In my first post, I would like to share my pet project. I am in the process of making a machine learning algorithm that can assign buy/sell/hold positions to securities. The first step of this project is to build the dataframe that contains the securities' basic information as well as relevant predictive indicators. I am using rvest to webscrape data from two different websites that give stock information. Below is my code:
#load all variables of interest
for(i in 1:nrow(stockdata)){
#price
url <- paste0('https://www.nasdaq.com/symbol/',tolower(stockdata[,1][i]),
sep="")
html <- read_html(url)
#Select the text I want
Price <- html_nodes(html,'#qwidget_lastsale')

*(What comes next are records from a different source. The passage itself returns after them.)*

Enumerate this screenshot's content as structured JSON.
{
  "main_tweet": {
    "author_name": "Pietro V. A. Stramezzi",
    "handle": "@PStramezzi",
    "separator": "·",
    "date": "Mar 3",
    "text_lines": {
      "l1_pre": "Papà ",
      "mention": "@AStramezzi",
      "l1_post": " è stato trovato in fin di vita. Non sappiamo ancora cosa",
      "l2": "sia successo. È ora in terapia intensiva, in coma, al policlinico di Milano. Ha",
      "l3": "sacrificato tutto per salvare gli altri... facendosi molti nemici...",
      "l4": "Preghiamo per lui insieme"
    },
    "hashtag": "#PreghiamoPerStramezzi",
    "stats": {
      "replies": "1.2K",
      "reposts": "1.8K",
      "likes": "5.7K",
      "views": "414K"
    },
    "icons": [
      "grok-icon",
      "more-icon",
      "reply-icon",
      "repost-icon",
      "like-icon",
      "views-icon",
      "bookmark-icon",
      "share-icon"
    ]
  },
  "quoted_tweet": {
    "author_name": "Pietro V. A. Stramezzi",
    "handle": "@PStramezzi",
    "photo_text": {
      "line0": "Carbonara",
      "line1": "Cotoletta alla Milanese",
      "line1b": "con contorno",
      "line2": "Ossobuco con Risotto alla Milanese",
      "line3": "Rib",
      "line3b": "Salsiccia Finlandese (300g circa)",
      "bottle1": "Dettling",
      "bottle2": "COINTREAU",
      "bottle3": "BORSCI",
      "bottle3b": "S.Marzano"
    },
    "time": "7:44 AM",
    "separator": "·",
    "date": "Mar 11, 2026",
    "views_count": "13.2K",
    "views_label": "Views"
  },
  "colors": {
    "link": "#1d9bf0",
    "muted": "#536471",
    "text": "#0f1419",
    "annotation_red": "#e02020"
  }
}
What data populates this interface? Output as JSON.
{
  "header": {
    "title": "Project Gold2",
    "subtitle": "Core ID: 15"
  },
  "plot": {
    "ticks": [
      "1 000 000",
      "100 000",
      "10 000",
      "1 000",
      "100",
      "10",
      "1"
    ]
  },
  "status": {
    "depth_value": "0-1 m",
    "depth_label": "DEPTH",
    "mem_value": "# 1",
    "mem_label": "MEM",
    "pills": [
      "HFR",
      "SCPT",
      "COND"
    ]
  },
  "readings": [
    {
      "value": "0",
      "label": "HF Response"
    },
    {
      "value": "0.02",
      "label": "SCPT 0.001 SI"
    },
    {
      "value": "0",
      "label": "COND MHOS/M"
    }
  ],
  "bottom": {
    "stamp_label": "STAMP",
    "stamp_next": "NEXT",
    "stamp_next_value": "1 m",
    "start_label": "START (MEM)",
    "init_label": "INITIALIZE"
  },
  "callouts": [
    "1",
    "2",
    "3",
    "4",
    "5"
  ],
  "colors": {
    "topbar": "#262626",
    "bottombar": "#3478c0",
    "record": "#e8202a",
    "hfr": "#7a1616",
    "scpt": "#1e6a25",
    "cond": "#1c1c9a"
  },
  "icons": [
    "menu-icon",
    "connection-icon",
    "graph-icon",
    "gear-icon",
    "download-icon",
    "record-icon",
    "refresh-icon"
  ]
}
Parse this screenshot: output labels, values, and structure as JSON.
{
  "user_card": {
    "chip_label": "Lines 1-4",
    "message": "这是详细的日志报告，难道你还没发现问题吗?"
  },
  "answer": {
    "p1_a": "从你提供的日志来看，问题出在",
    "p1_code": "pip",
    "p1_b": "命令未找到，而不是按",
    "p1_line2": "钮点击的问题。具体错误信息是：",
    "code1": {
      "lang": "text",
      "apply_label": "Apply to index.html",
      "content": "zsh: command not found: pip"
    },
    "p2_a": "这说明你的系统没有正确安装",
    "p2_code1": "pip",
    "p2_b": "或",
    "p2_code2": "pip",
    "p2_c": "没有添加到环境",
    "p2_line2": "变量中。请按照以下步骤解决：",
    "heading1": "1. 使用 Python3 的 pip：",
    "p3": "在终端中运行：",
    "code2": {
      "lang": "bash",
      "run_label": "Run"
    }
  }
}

stockdata$Price[i] <- html_text(Price)
#price change percentage
url <- paste0('https://finviz.com/quote.ashx?t=',stockdata[,1][i], sep="")
html <- read_html(url)
#Select the text I want
change <- html_nodes(html,'.table-dark-row:nth-child(12) .snapshot-td2:nth-
child(12) b')
stockdata$PriceChange[i] <- html_text(change)
}
I have truncated the code, but the above works in pulling data. Unfortunately, the process is horrifically slow. I have many more variables to pull, and each one slows it down more and more. My knowledge of vectorization is decent for speeding up the process, but not sure how to apply it. Any tips on making this process faster in its execution or some knowledge on general speedier iteration tips would be greatly appreciated.